Chinese EV Maker Nio Hits the Brakes on New Sell Rating

Nio Ltd.

Shares of Shanghai-based electric vehicle (EV) maker Nio Inc. (NYSE: NIO) plunged more than 17% Friday morning following a downgrade by Goldman Sachs analyst Fei Fang, who cut the company’s rating from Neutral to Sell and chopped Nio’s price target nearly in half.

Last week, Goldman boosted its 12-month price target on Tesla Inc. (NASDAQ: TSLA) stock to $1,300 per share. The stock closed above $1,500 on Thursday and has added another 0.7% in Friday trading.

In late April, Nio announced an investment of RMB7 billion ($990 million) from a group of investors, including the city and provincial government entities, in Nio China, a new entity that will be majority-owned by Nio, with the other investors owning less than a quarter of the shares.

At the time of the April announcement, Nio stock traded at around $3.60 per American depositary share (ADS). By July 1, the ADSs had climbed to $7.90 and doubled again to post a 52-week high of $16.44 last week. That’s too far, too fast, to summarize Fang’s reason for the downgrade.

In early June, Fang upgraded Nio from Neutral to Buy with a price target of $6.40. It appears that the $990 million investment played a significant role in that upgrade. He seemed particularly impressed by the fact that Nio had become the first domestic premium brand to have generated a waiting list of Chinese customers.

By late June, Fang dropped his Buy rating to Neutral again while lifting his price target to $7. Nio had raised some $475 million in a secondary offering at $5.95 a share.

Nio’s shares continued to soar as June turned to July, and Fang has finally declared a halt.

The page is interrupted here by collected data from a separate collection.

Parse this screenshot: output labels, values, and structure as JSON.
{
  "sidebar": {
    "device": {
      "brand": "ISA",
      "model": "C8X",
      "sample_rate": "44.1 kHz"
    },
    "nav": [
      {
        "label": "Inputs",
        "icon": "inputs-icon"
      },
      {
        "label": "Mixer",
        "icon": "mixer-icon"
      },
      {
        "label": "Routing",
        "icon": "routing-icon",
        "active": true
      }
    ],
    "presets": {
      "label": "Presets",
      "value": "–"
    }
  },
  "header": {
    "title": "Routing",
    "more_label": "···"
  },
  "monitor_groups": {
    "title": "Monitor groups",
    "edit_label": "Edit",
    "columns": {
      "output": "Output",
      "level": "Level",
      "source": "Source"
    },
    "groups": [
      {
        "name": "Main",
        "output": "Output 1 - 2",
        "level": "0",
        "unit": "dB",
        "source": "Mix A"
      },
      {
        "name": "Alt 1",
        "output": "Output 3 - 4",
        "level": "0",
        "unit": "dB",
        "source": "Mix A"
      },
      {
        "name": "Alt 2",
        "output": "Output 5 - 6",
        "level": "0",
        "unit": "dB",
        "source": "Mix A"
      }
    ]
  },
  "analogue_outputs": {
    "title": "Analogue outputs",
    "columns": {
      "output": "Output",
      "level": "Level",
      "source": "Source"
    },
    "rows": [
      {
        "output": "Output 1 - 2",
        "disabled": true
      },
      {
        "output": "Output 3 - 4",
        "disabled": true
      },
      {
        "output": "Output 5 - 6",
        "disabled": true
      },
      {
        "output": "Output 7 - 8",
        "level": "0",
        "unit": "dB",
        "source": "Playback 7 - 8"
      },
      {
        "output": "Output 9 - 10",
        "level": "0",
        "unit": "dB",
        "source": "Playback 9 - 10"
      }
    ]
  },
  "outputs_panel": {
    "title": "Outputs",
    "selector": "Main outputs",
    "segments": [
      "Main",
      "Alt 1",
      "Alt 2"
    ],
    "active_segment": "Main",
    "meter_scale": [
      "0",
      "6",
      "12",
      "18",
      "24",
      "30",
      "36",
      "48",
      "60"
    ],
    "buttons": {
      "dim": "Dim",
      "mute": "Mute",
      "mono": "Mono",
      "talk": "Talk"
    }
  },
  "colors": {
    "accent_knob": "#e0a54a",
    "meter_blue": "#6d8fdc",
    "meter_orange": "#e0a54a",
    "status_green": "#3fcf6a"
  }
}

With consensus price target Thursday night of $38.65, the stock’s implied upside was nearly 200%. And that’s on a stock that is expected to post a net loss of $6.25 this year and $4.30 next year.

The carmaker has shown no evidence that sales volume will increase or that profits are due anytime soon, according to Fang. He still believes Nio’s long-term story is a good one because China continues to back EV adoption and because Chinese buyers tend to like premium vehicles.

Nio’s ADSs traded down about 12.6% shortly before noon Friday, at $11.31 in a 52-week range of $1.19 to $16.44. One Nio ADS is equal to one ordinary share.